There has been much in the press lately about telling the time. The story came about after comments from a former head teacher, Malcolm Trobe, now deputy general secretary of the Association of School and College Leaders, who said “the current generation aren’t as good at reading the traditional clock face as older generations”. To help minimise stress in important exams, he has suggested switching to digital clocks.
I have been thinking about this issue. Do we need to teach Stoneygate pupils about analogue clocks? If so, who should teach them about telling the time?
Too complex, out-dated for the 21st century?
We no longer use slide rules or videos and yet these once-essential skills have fallen into disuse not because we have become lazy, but because our tools have become more sophisticated. For students (and adults today) digital displays are simply more common, whether on train platforms, computer screens or mobile phones. No wonder our children are confused!
Is it even necessary for 21st century children to learn how to tell the time on an analogue clock in today’s digital age? I believe it is. Analogue clocks can provide a vivid representation of time that digital clocks cannot. With many different learner types – including visual learners/thinkers – most need the analogue clock to have a good understanding of time. Analogue clocks help children understand the passage of time because they have hands that are constantly moving and they help with the 5 times table!
We will continue to learn with analogue clocks at Stoneygate, but we also need your help at home. School and home need to work together on numerous issues: from reading to fastening shoelaces, from bowling practice to telling the time.
Well done to all pupils who participated in fixtures this week against Maidwell Hall and Laxton Junior.
Milly certainly works hard at improving her sport both at school and outside school. Here she is in action mid week- great concentration and technique- the opposition fielder has started running- she knows Milly is going to hit the ball a long way!
I was fortunate enough to join the U9 cricketers away at Laxton on Thursday. The A’s lost, but the B’s drew in an exciting final over. Definitely more bowling practice needed both in school and at home.

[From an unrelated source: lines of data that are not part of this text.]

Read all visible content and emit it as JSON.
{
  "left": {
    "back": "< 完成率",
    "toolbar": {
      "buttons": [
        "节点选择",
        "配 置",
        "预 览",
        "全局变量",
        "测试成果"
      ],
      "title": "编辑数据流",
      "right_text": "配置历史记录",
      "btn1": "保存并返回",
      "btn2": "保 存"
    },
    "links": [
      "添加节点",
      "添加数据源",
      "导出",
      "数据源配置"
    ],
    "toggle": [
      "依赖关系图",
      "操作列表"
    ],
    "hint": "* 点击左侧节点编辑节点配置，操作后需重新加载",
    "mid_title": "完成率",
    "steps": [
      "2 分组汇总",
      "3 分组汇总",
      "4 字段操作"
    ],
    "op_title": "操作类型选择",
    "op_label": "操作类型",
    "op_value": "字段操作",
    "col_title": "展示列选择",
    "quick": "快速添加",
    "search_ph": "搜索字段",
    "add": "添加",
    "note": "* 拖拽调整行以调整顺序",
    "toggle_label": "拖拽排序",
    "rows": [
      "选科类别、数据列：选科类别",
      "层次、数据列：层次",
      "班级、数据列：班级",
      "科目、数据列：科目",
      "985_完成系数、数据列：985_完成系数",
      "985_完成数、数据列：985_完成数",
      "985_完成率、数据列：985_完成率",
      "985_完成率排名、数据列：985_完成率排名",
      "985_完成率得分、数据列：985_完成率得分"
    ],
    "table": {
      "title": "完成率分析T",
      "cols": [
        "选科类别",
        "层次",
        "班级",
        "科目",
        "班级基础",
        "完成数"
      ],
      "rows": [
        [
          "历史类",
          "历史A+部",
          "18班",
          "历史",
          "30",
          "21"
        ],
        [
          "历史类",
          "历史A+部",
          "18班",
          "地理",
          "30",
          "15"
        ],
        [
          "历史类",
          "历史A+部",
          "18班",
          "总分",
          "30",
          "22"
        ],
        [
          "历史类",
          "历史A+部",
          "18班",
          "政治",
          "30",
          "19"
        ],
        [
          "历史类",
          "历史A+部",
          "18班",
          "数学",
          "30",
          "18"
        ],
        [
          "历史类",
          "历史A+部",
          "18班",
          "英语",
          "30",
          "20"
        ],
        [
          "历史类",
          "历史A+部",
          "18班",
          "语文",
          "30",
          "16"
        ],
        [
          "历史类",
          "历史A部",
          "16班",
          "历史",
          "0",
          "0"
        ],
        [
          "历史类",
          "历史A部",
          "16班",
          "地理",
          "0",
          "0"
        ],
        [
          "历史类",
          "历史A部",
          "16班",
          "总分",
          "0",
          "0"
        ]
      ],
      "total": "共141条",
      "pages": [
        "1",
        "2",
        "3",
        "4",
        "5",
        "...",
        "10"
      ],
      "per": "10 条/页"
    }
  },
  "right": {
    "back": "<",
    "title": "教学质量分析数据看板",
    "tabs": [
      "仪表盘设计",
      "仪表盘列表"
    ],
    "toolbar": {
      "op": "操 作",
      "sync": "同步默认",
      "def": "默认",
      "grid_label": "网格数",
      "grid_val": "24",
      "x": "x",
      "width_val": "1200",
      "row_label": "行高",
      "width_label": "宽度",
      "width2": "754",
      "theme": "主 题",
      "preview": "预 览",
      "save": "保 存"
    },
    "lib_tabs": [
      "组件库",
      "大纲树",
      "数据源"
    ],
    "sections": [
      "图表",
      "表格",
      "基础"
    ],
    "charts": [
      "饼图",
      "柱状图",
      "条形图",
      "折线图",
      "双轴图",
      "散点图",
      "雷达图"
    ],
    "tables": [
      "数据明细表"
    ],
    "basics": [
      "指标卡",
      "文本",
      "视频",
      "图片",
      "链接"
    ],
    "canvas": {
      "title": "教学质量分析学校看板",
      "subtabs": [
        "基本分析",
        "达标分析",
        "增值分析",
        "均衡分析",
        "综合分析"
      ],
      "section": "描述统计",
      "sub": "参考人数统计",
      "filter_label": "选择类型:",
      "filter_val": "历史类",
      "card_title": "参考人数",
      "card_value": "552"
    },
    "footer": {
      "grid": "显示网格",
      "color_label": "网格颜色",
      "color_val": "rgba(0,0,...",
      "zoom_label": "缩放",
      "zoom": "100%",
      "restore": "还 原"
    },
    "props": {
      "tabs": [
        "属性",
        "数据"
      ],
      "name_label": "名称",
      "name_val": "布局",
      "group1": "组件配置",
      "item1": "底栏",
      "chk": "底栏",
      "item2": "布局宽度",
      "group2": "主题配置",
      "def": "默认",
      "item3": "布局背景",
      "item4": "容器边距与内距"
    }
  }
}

Schools and homes also need to work together on food, diet and allergies. This week a pupil at Stoneygate did have an allergic reaction as he had been near to a pupil who had been eating nuts in the car prior to school. If your child enjoys eating ‘Crunchy nut corn flakes’ or even just nuts for breakfast, please ensure that he/she brushes their teeth. It’s important for their health and possibly others. As we approach the trip season, could I also ask that NO nuts (or food containing nuts) are brought on these trips, thank you.
Reverend Kim Ford spoke to the children this week about courage and bravery, we also heard from a representative from VASL (Voluntary Action for South Leicestershire)- who spoke about their role in our society.
Year 3 also had a special guest this week- dating back 2,000 years- a Roman soldier gave an illuminating talk to our pupils on life in Roman Britain.
It’s been great to have some May sunshine in our beautiful gardens…
It is now 5:35 or is it twenty five to 6?